A. Rantai Nilai Kreatif
Komponen rantai nilai kreatif (creative value chain) merupakan proses utama yang terjadi pada industri penerbitan. Pada bagian ini terjadi proses kreasi yang merupakan awal dari terciptanya output dalam industri penerbitan hingga output tersebut ditampilkan atau diserap oleh pasar. Pada umumnya, rantai proses yang terjadi adalah kreasi – produksi – distribusi – penjualan.
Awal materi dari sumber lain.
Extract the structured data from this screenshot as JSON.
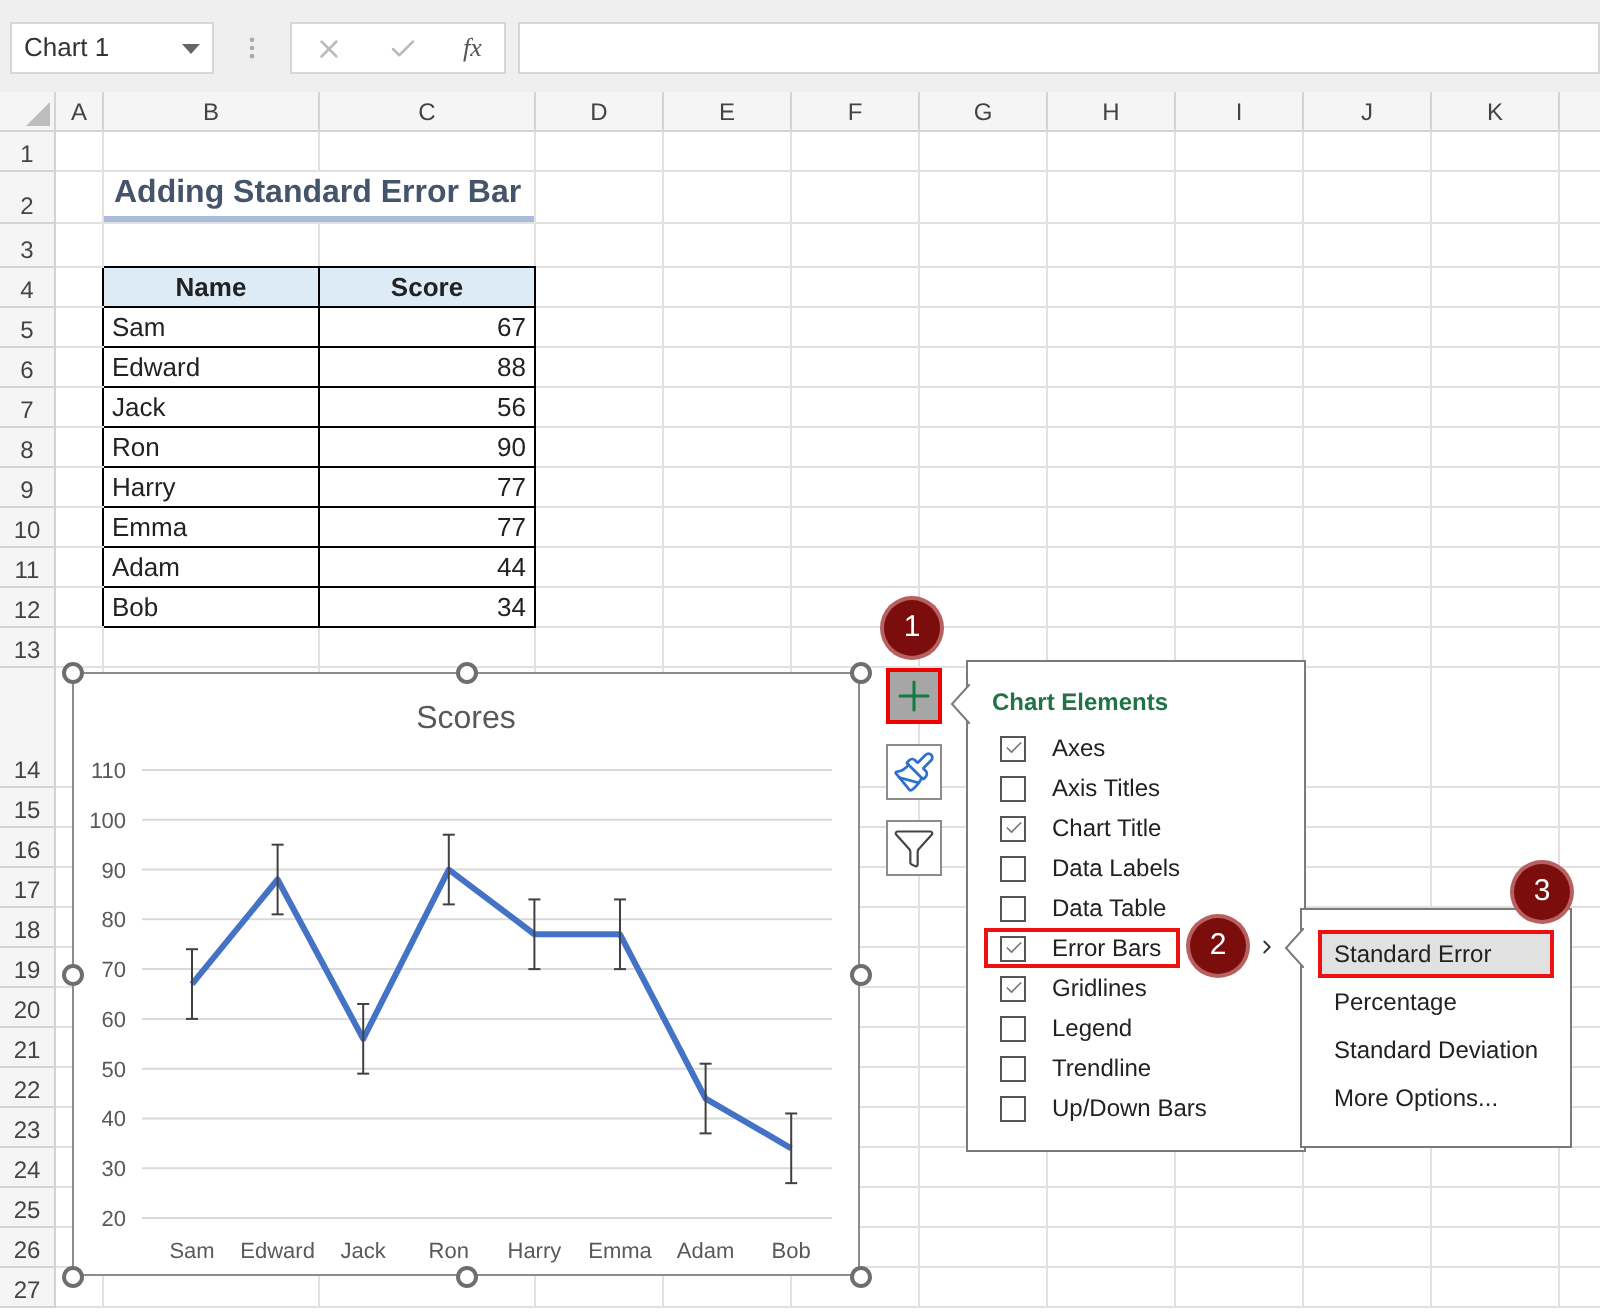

Pada rantai proses ini, orang kreatif di setiap industri penerbitan memegang peranan penting agar seluruh proses berjalan dengan baik.
A.1 Proses Kreasi
Kreasi adalah proses penggagasan ide yang diterjemahkan menjadi produk konten. Kreator adalah seseorang yang menciptakan ide atau melahirkan gagasan yang kemudian dikembangkan menjadi sebuah karya kreatif. Proses kreasi menitikberatkan pada muatan konten dari hasil karya kreator. Dalam praktiknya, jenis kreator bisa bermacam-macam tergantung konten yang dihasilkan, misalnya penulis, komikus, dan jurnalis.Dalam konteks industri penerbitan, tahap kreasi dapat diartikan sebagai kemampuan untuk merubah ide atau gagasan maupun informasi menjadi konten sebuah karya yang baik. Hal tersebut dapat diterjemahkan dalam lingkaran aktivitas sebagai berikut:
Konseptualisasi Ide
Konsep ide dan inovasi berawal dari individu/kelompok/institusi yang memiliki gagasan yang kemudian dituliskan menjadikarya atau konsep untuk dijadikan bahan tulisan ataupun karakter tokoh dalam sebuah cerita. Hal ini berkaitan dengan pengertian inovasi yaitu menciptakan atau mengembangkan perubahan dari sesuatu yang belum ada menjadi ada (Schumpeter dalam Sozio, 2011). Pencarian ide sendiri adalah sebuah proses yang terjadi di dalam diri seseorang untuk menemukan konten yang akan ditulis. Ide dapat berupa kerangka menulis, tema, ataupun potensi dan permasalahan nyata yang ingin digali.
Eksplorasi Konten
Dalam industri penerbitan, pencarian sebuah gagasan atau inovasi terbaru yang tertuang dalam sebuah naskah atau draf dapat dilakukan oleh penulis, penerbit, ataupun melalui agen naskah. Ide sangat dipengaruhi oleh lingkungan pendidikan dan budaya. Proses pendidikan menjadi kunci utama seseorang menemukan dan menuliskan ide mereka. Selain itu faktor lingkungan memiliki pengaruh yang kuat dalam pembuatan ide. Pada umumnya, industri memerlukan konten yang mampu menjawab kebutuhan ataupun selera pasar.Keberadaan pasar yang berubah sangat berpengaruh terhadap konten penulisan dan hal ini mendorong penerbit ataupun agen naskah melakukan riset dan pengembangan pasar untuk menemukan ide tulisan sebagai bentuk perkiraan karya apa yang akan laku dijual.